諸外国と比べて国選弁護費用が低廉であることについては、
北弁連がまとめている資料があります。

被疑者国選の費用が加算されたとしても、
諸外国の2分の1から3分の1程度にとどまります。

司法改革について考える者さん

コメントありがとうございます。気付くのが遅くなり,失礼しました。

ご指摘の,発達障害者に対する判決は,私はひどい判決だと
思いました。控訴審でまともな判決が出て良かったと思います。
ただ,裁判員裁判という制度のせいでそういう判決が出たとは
考えていませんので,このような判決が出たことをもって裁判員
裁判はだめだとも思いません。

宮崎日日の記事はご紹介頂いて知りました。大変なのはその
通りだと思いますが,それは三者が努力して解決すべきことだ
と思います。裁判員裁判には独自の工夫や対応が必要ですが,
それは大騒ぎするほどのことでもないと思っています。きちんと
研修を受けて,慣れればできます。
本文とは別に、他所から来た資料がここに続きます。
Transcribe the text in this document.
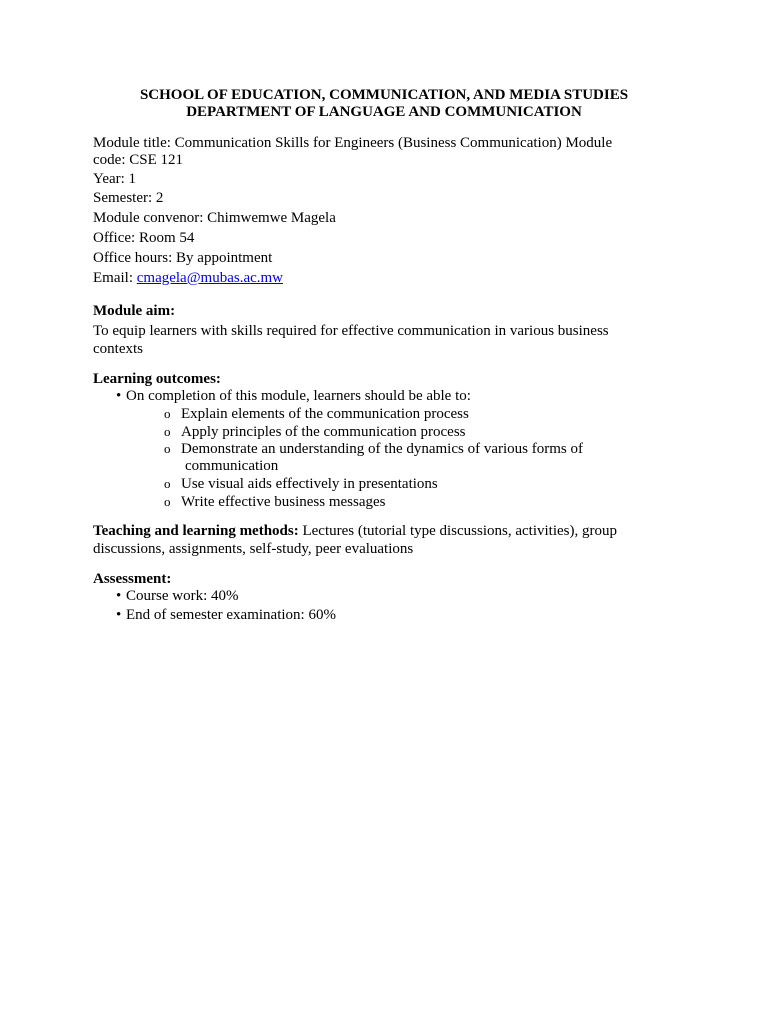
SCHOOL OF EDUCATION, COMMUNICATION, AND MEDIA STUDIES
DEPARTMENT OF LANGUAGE AND COMMUNICATION
Module title: Communication Skills for Engineers (Business Communication) Module
code: CSE 121
Year: 1
Semester: 2
Module convenor: Chimwemwe Magela
Office: Room 54
Office hours: By appointment
Email: cmagela@mubas.ac.mw
Module aim:
To equip learners with skills required for effective communication in various business
contexts
Learning outcomes:
• On completion of this module, learners should be able to:
o Explain elements of the communication process
o Apply principles of the communication process
o Demonstrate an understanding of the dynamics of various forms of
communication
o Use visual aids effectively in presentations
o Write effective business messages
Teaching and learning methods: Lectures (tutorial type discussions, activities), group
discussions, assignments, self-study, peer evaluations
Assessment:
• Course work: 40%
• End of semester examination: 60%
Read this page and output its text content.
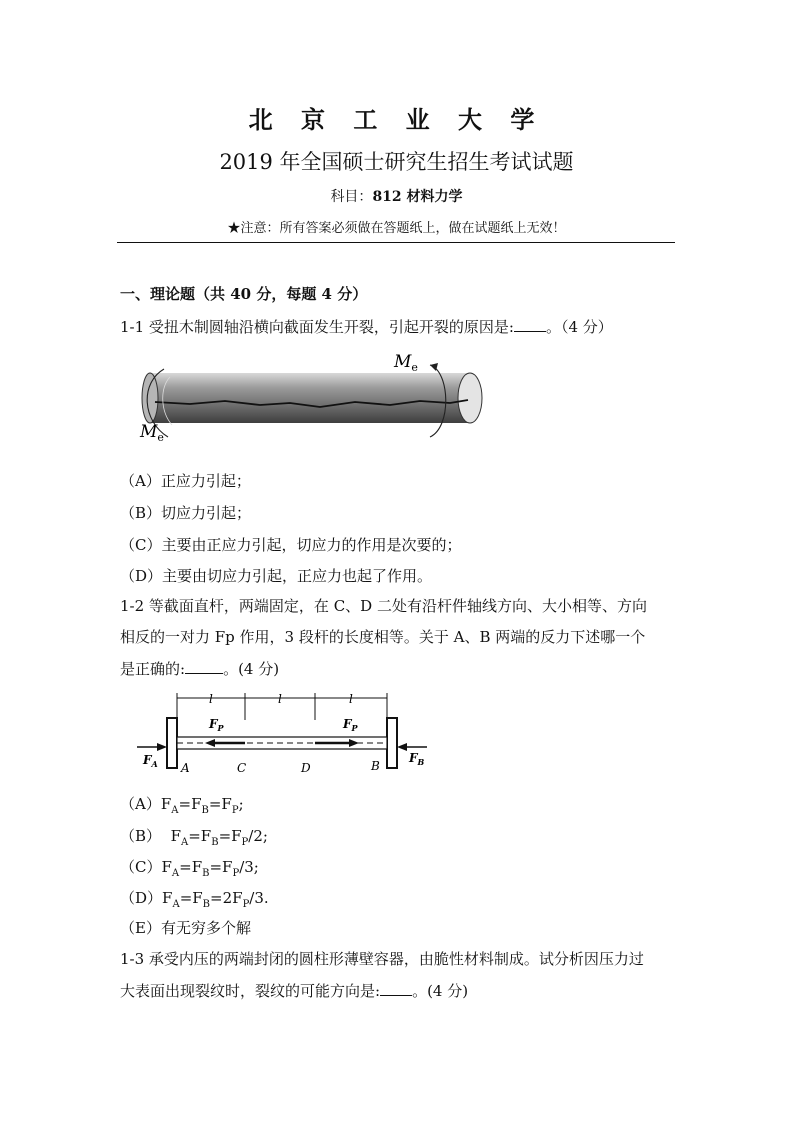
北 京 工 业 大 学
2019 年全国硕士研究生招生考试试题
科目：812 材料力学
★注意：所有答案必须做在答题纸上，做在试题纸上无效！
一、理论题（共 40 分，每题 4 分）
1-1 受扭木制圆轴沿横向截面发生开裂，引起开裂的原因是: 。（4 分）
$M_e$
$M_e$
（A）正应力引起；
（B）切应力引起；
（C）主要由正应力引起，切应力的作用是次要的；
（D）主要由切应力引起，正应力也起了作用。
1-2 等截面直杆，两端固定，在 C、D 二处有沿杆件轴线方向、大小相等、方向
相反的一对力 Fp 作用，3 段杆的长度相等。关于 A、B 两端的反力下述哪一个
是正确的:	。(4 分)
l	l	l
$F_P$	$F_P$
$F_A$	$F_B$
A	C	D	B
$(A)F_A=F_B=F_P$;
（B）  $F_A=F_B=F_P/2$;
$(C)F_A=F_B=F_P/3$;
$(D)F_A=F_B=2F_P/3$.
（E）有无穷多个解
1-3 承受内压的两端封闭的圆柱形薄壁容器，由脆性材料制成。试分析因压力过
大表面出现裂纹时，裂纹的可能方向是: 。(4 分)
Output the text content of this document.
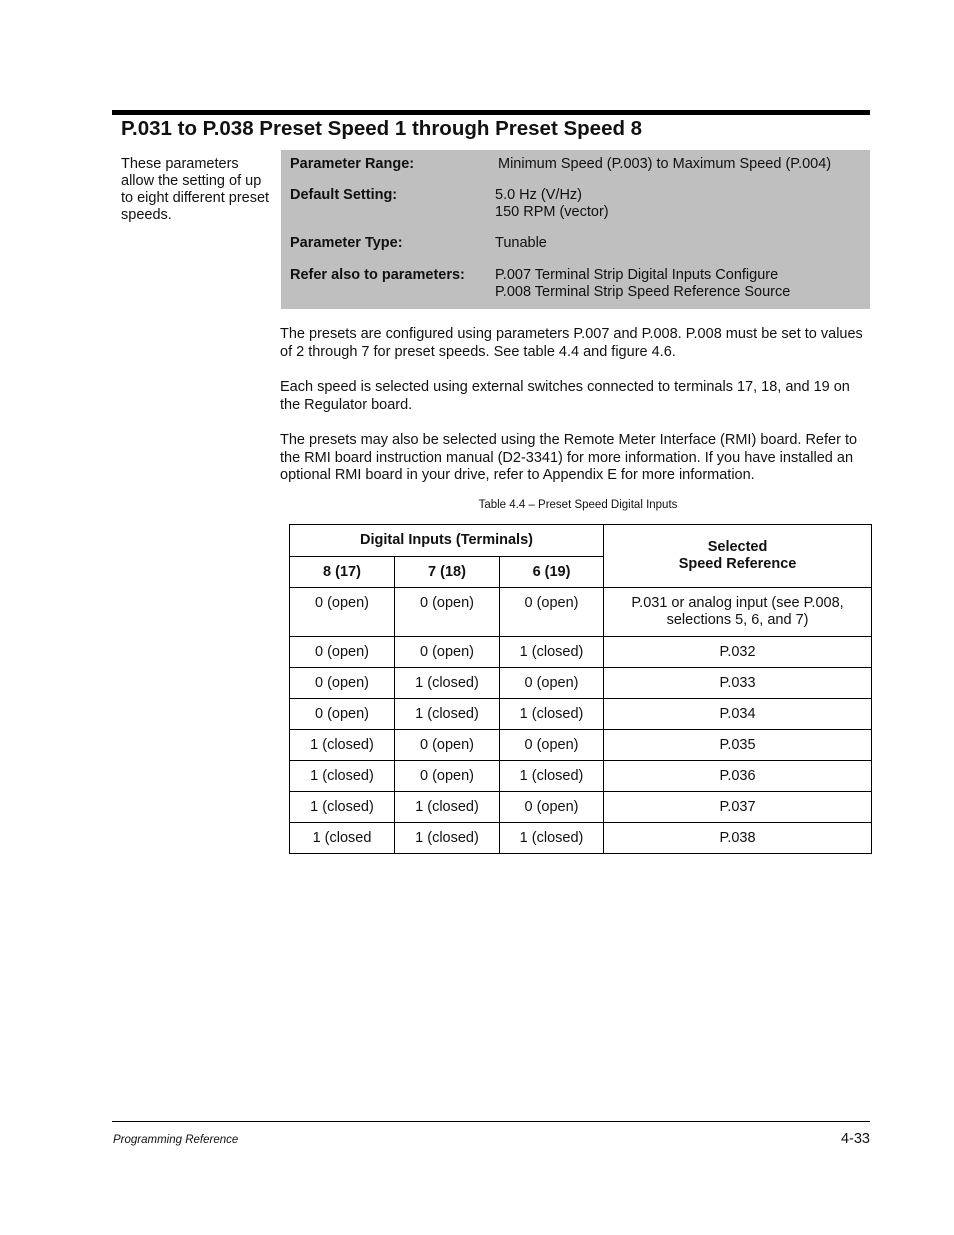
P.031 to P.038 Preset Speed 1 through Preset Speed 8

These parameters allow the setting of up to eight different preset speeds.

Parameter Range:	Minimum Speed (P.003) to Maximum Speed (P.004)
Default Setting:	5.0 Hz (V/Hz)
150 RPM (vector)
Parameter Type:	Tunable
Refer also to parameters: P.007 Terminal Strip Digital Inputs Configure
P.008 Terminal Strip Speed Reference Source

The presets are configured using parameters P.007 and P.008. P.008 must be set to values of 2 through 7 for preset speeds. See table 4.4 and figure 4.6.

Each speed is selected using external switches connected to terminals 17, 18, and 19 on the Regulator board.

The presets may also be selected using the Remote Meter Interface (RMI) board. Refer to the RMI board instruction manual (D2-3341) for more information. If you have installed an optional RMI board in your drive, refer to Appendix E for more information.

Table 4.4 – Preset Speed Digital Inputs

Digital Inputs (Terminals)			Selected
Speed Reference
8 (17)	7 (18)	6 (19)	
0 (open)	0 (open)	0 (open)	P.031 or analog input (see P.008, selections 5, 6, and 7)
0 (open)	0 (open)	1 (closed)	P.032
0 (open)	1 (closed)	0 (open)	P.033
0 (open)	1 (closed)	1 (closed)	P.034
1 (closed)	0 (open)	0 (open)	P.035
1 (closed)	0 (open)	1 (closed)	P.036
1 (closed)	1 (closed)	0 (open)	P.037
1 (closed	1 (closed)	1 (closed)	P.038

Programming Reference	4-33
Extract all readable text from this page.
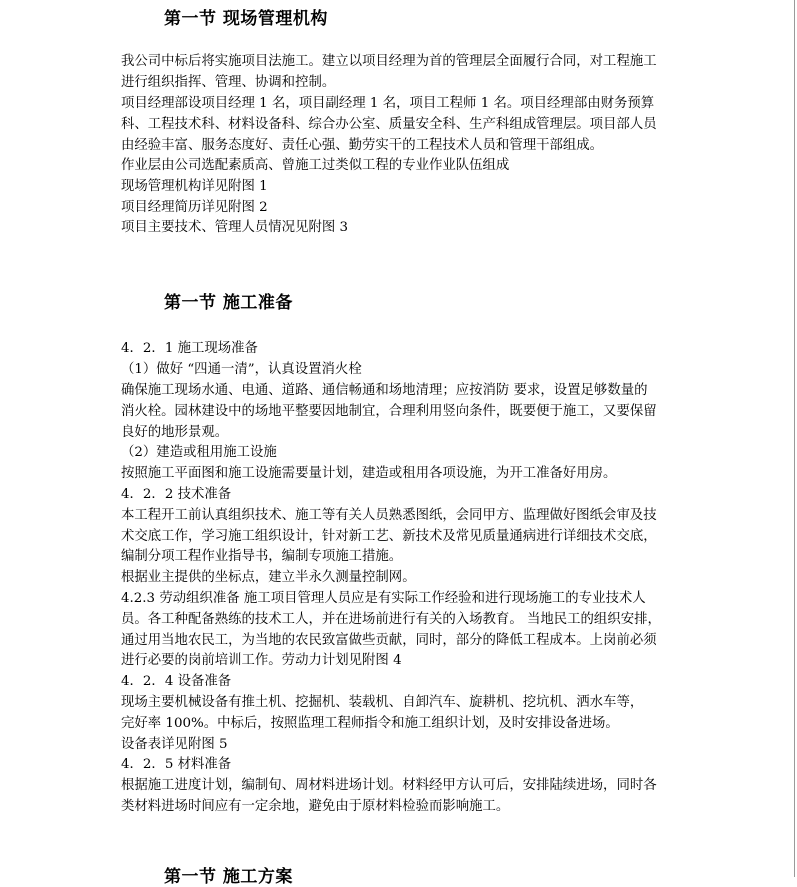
第一节 现场管理机构
我公司中标后将实施项目法施工。建立以项目经理为首的管理层全面履行合同，对工程施工
进行组织指挥、管理、协调和控制。
项目经理部设项目经理 1 名，项目副经理 1 名，项目工程师 1 名。项目经理部由财务预算
科、工程技术科、材料设备科、综合办公室、质量安全科、生产科组成管理层。项目部人员
由经验丰富、服务态度好、责任心强、勤劳实干的工程技术人员和管理干部组成。
作业层由公司选配素质高、曾施工过类似工程的专业作业队伍组成
现场管理机构详见附图 1
项目经理简历详见附图 2
项目主要技术、管理人员情况见附图 3
第一节 施工准备
4．2．1 施工现场准备
（1）做好 “四通一清”，认真设置消火栓
确保施工现场水通、电通、道路、通信畅通和场地清理；应按消防 要求，设置足够数量的
消火栓。园林建设中的场地平整要因地制宜，合理利用竖向条件，既要便于施工，又要保留
良好的地形景观。
（2）建造或租用施工设施
按照施工平面图和施工设施需要量计划，建造或租用各项设施，为开工准备好用房。
4．2．2 技术准备
本工程开工前认真组织技术、施工等有关人员熟悉图纸，会同甲方、监理做好图纸会审及技
术交底工作，学习施工组织设计，针对新工艺、新技术及常见质量通病进行详细技术交底，
编制分项工程作业指导书，编制专项施工措施。
根据业主提供的坐标点，建立半永久测量控制网。
4.2.3 劳动组织准备 施工项目管理人员应是有实际工作经验和进行现场施工的专业技术人
员。各工种配备熟练的技术工人，并在进场前进行有关的入场教育。 当地民工的组织安排，
通过用当地农民工，为当地的农民致富做些贡献，同时，部分的降低工程成本。上岗前必须
进行必要的岗前培训工作。劳动力计划见附图 4
4．2．4 设备准备
现场主要机械设备有推土机、挖掘机、装载机、自卸汽车、旋耕机、挖坑机、洒水车等，
完好率 100%。中标后，按照监理工程师指令和施工组织计划，及时安排设备进场。
设备表详见附图 5
4．2．5 材料准备
根据施工进度计划，编制旬、周材料进场计划。材料经甲方认可后，安排陆续进场，同时各
类材料进场时间应有一定余地，避免由于原材料检验而影响施工。
第一节 施工方案
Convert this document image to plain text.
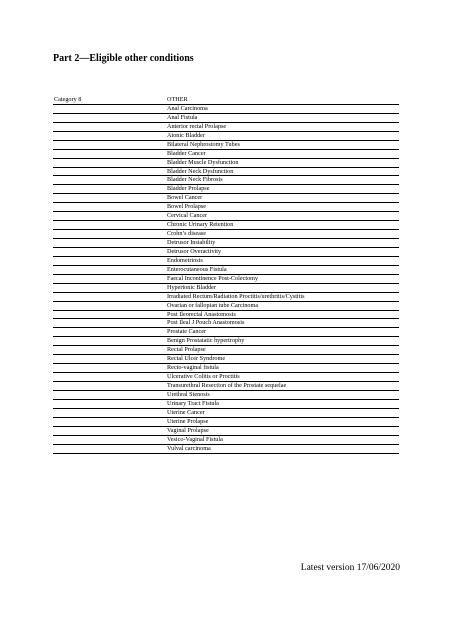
Part 2—Eligible other conditions
Category 8	OTHER
Anal Carcinoma
Anal Fistula
Anterior rectal Prolapse
Atonic Bladder
Bilateral Nephrostomy Tubes
Bladder Cancer
Bladder Muscle Dysfunction
Bladder Neck Dysfunction
Bladder Neck Fibrosis
Bladder Prolapse
Bowel Cancer
Bowel Prolapse
Cervical Cancer
Chronic Urinary Retention
Crohn’s disease
Detrusor Instability
Detrusor Overactivity
Endometriosis
Enterocutaneous Fistula
Faecal Incontinence Post-Colectomy
Hypertonic Bladder
Irradiated Rectum/Radiation Proctitis/urethritis/Cystitis
Ovarian or fallopian tube Carcinoma
Post Ileorectal Anastomosis
Post Ileal J Pouch Anastomosis
Prostate Cancer
Benign Prostatatic hypertrophy
Rectal Prolapse
Rectal Ulcer Syndrome
Recto-vaginal fistula
Ulcerative Colitis or Proctitis
Transurethral Resection of the Prostate sequelae
Urethral Stenosis
Urinary Tract Fistula
Uterine Cancer
Uterine Prolapse
Vaginal Prolapse
Vesico-Vaginal Fistula
Vulval carcinoma
Latest version 17/06/2020
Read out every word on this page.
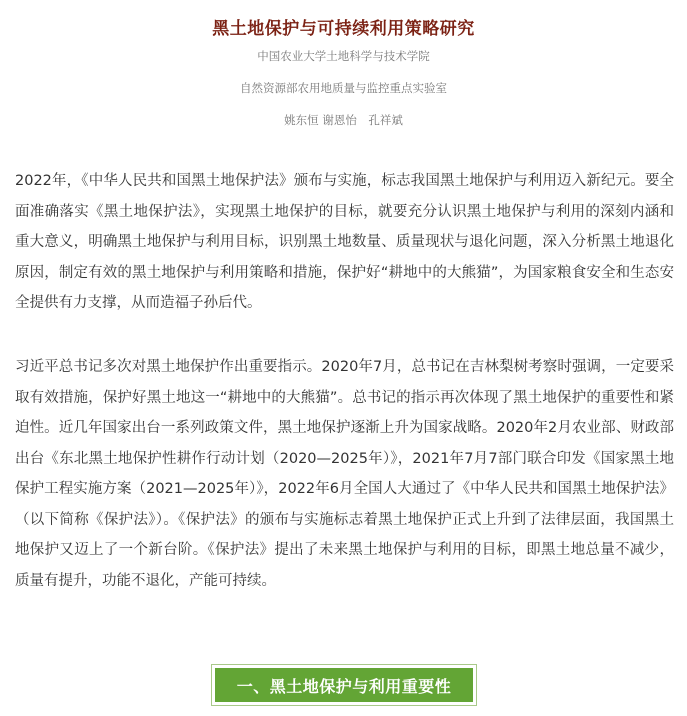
黑土地保护与可持续利用策略研究
中国农业大学土地科学与技术学院
自然资源部农用地质量与监控重点实验室
姚东恒 谢恩怡　孔祥斌

2022年，《中华人民共和国黑土地保护法》颁布与实施，标志我国黑土地保护与利用迈入新纪元。要全面准确落实《黑土地保护法》，实现黑土地保护的目标，就要充分认识黑土地保护与利用的深刻内涵和重大意义，明确黑土地保护与利用目标，识别黑土地数量、质量现状与退化问题，深入分析黑土地退化原因，制定有效的黑土地保护与利用策略和措施，保护好“耕地中的大熊猫”，为国家粮食安全和生态安全提供有力支撑，从而造福子孙后代。

习近平总书记多次对黑土地保护作出重要指示。2020年7月，总书记在吉林梨树考察时强调，一定要采取有效措施，保护好黑土地这一“耕地中的大熊猫”。总书记的指示再次体现了黑土地保护的重要性和紧迫性。近几年国家出台一系列政策文件，黑土地保护逐渐上升为国家战略。2020年2月农业部、财政部出台《东北黑土地保护性耕作行动计划（2020—2025年）》，2021年7月7部门联合印发《国家黑土地保护工程实施方案（2021—2025年）》，2022年6月全国人大通过了《中华人民共和国黑土地保护法》（以下简称《保护法》）。《保护法》的颁布与实施标志着黑土地保护正式上升到了法律层面，我国黑土地保护又迈上了一个新台阶。《保护法》提出了未来黑土地保护与利用的目标，即黑土地总量不减少，质量有提升，功能不退化，产能可持续。

一、黑土地保护与利用重要性
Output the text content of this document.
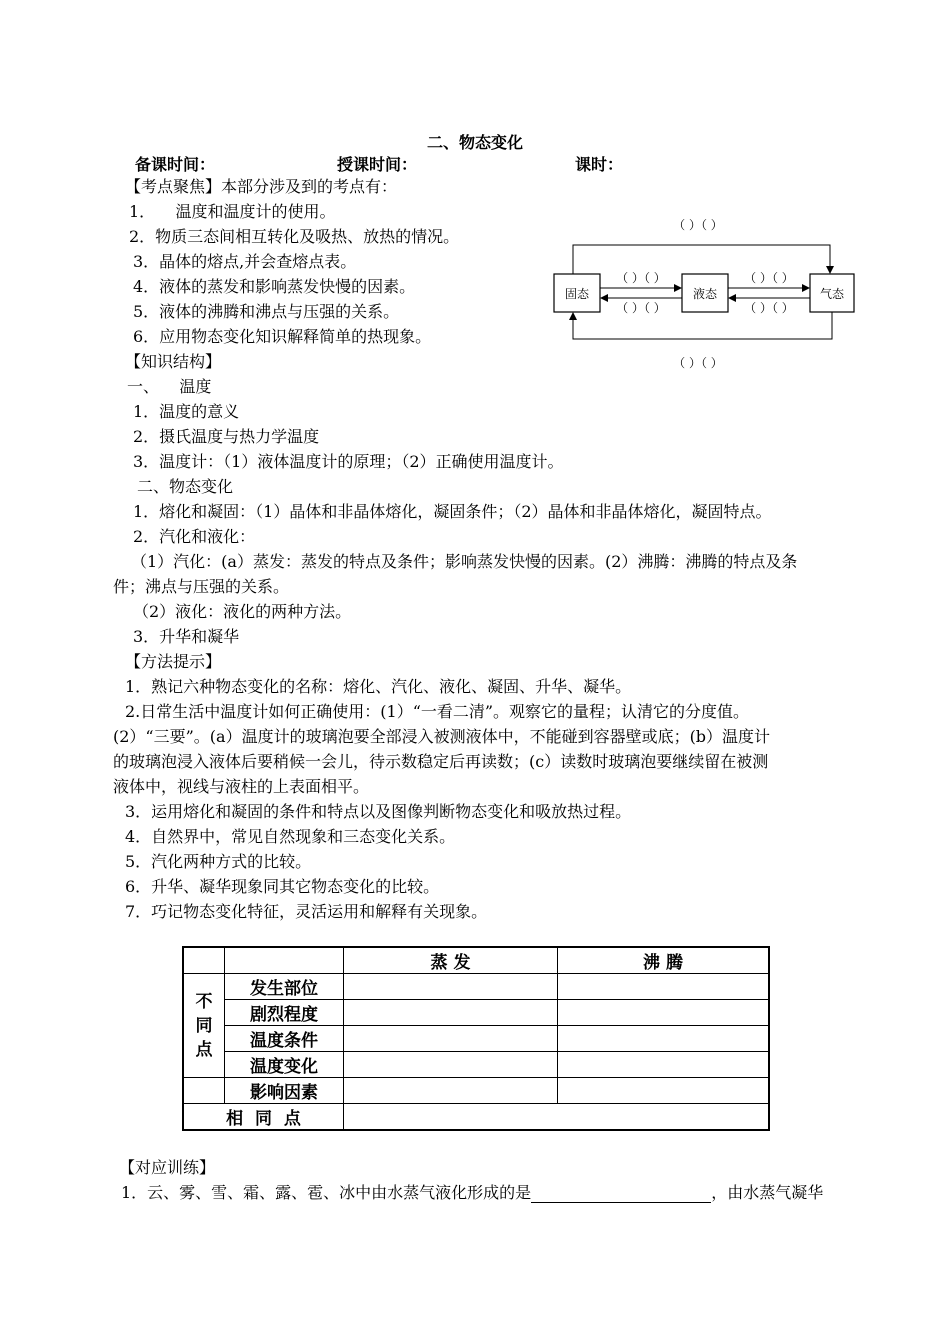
二、物态变化
备课时间：	授课时间：	课时：
【考点聚焦】本部分涉及到的考点有：
1．    温度和温度计的使用。
2．物质三态间相互转化及吸热、放热的情况。
3．晶体的熔点,并会查熔点表。
4．液体的蒸发和影响蒸发快慢的因素。
5．液体的沸腾和沸点与压强的关系。
6．应用物态变化知识解释简单的热现象。
【知识结构】
一、    温度
1．温度的意义
2．摄氏温度与热力学温度
3．温度计：（1）液体温度计的原理；（2）正确使用温度计。
二、物态变化
1．熔化和凝固：（1）晶体和非晶体熔化，凝固条件；（2）晶体和非晶体熔化，凝固特点。
2．汽化和液化：
（1）汽化：(a）蒸发：蒸发的特点及条件；影响蒸发快慢的因素。(2）沸腾：沸腾的特点及条
件；沸点与压强的关系。
（2）液化：液化的两种方法。
3．升华和凝华
【方法提示】
1．熟记六种物态变化的名称：熔化、汽化、液化、凝固、升华、凝华。
2.日常生活中温度计如何正确使用：(1）“一看二清”。观察它的量程；认清它的分度值。
(2）“三要”。(a）温度计的玻璃泡要全部浸入被测液体中，不能碰到容器壁或底；(b）温度计
的玻璃泡浸入液体后要稍候一会儿，待示数稳定后再读数；(c）读数时玻璃泡要继续留在被测
液体中，视线与液柱的上表面相平。
3．运用熔化和凝固的条件和特点以及图像判断物态变化和吸放热过程。
4．自然界中，常见自然现象和三态变化关系。
5．汽化两种方式的比较。
6．升华、凝华现象同其它物态变化的比较。
7．巧记物态变化特征，灵活运用和解释有关现象。
固态	液态	气态
（ ）（ ）
（ ）（ ）
（ ）（ ）
（ ）（ ）
（ ）（ ）
（ ）（ ）
		蒸 发	沸 腾
不
同
点	发生部位		
	剧烈程度		
	温度条件		
	温度变化		
	影响因素		
相  同  点			
【对应训练】
1．云、雾、雪、霜、露、雹、冰中由水蒸气液化形成的是	，由水蒸气凝华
本当に大変なのは,裁判員
裁判であろうと裁判官の裁判であろうと,事実と証拠に基づいて
判断者を説得することです。準備に要する時間にさほど大きな
違いはないと私は思います。要するに,付加される時間は図表
の作成など,わかりやすくさせる工夫の部分だと思います。

裁判員裁判の公判期日が入るおよそ1週間の間,他の事件が
できないことは記事の指摘の通りですが,その期日も何か月も
前に指定されますから,不便であっても調整は可能だと思いま
す。

それでも対応できないところでは,法テラスのスタッフ弁護士を
裁判員裁判用に配置して,2人目の国選弁護人として対応させ
るなどの工夫が考えられると思います。

国選弁護報酬に関する北弁連の資料については知りません。
孫引きされているブログを見つけましたが,原典に当たらない
と何ともコメントできません。
もしかしたらデフレの影響などもあるかもしれません。
適切な資料があればご教示下さい。ご指摘の北弁連資料は北弁
連に問い合わせれば入手可能でしょうか。

ありがとうございます。

北海道弁護士連合会の
「国選弁護に対する報酬の大幅増額を求める決議」は、
下記のURLに掲載されています。
http://www.dobenren.org/activity/h19ketsugi03.html

基礎となるデータは、道弁連にてお持ちではないかと思われます。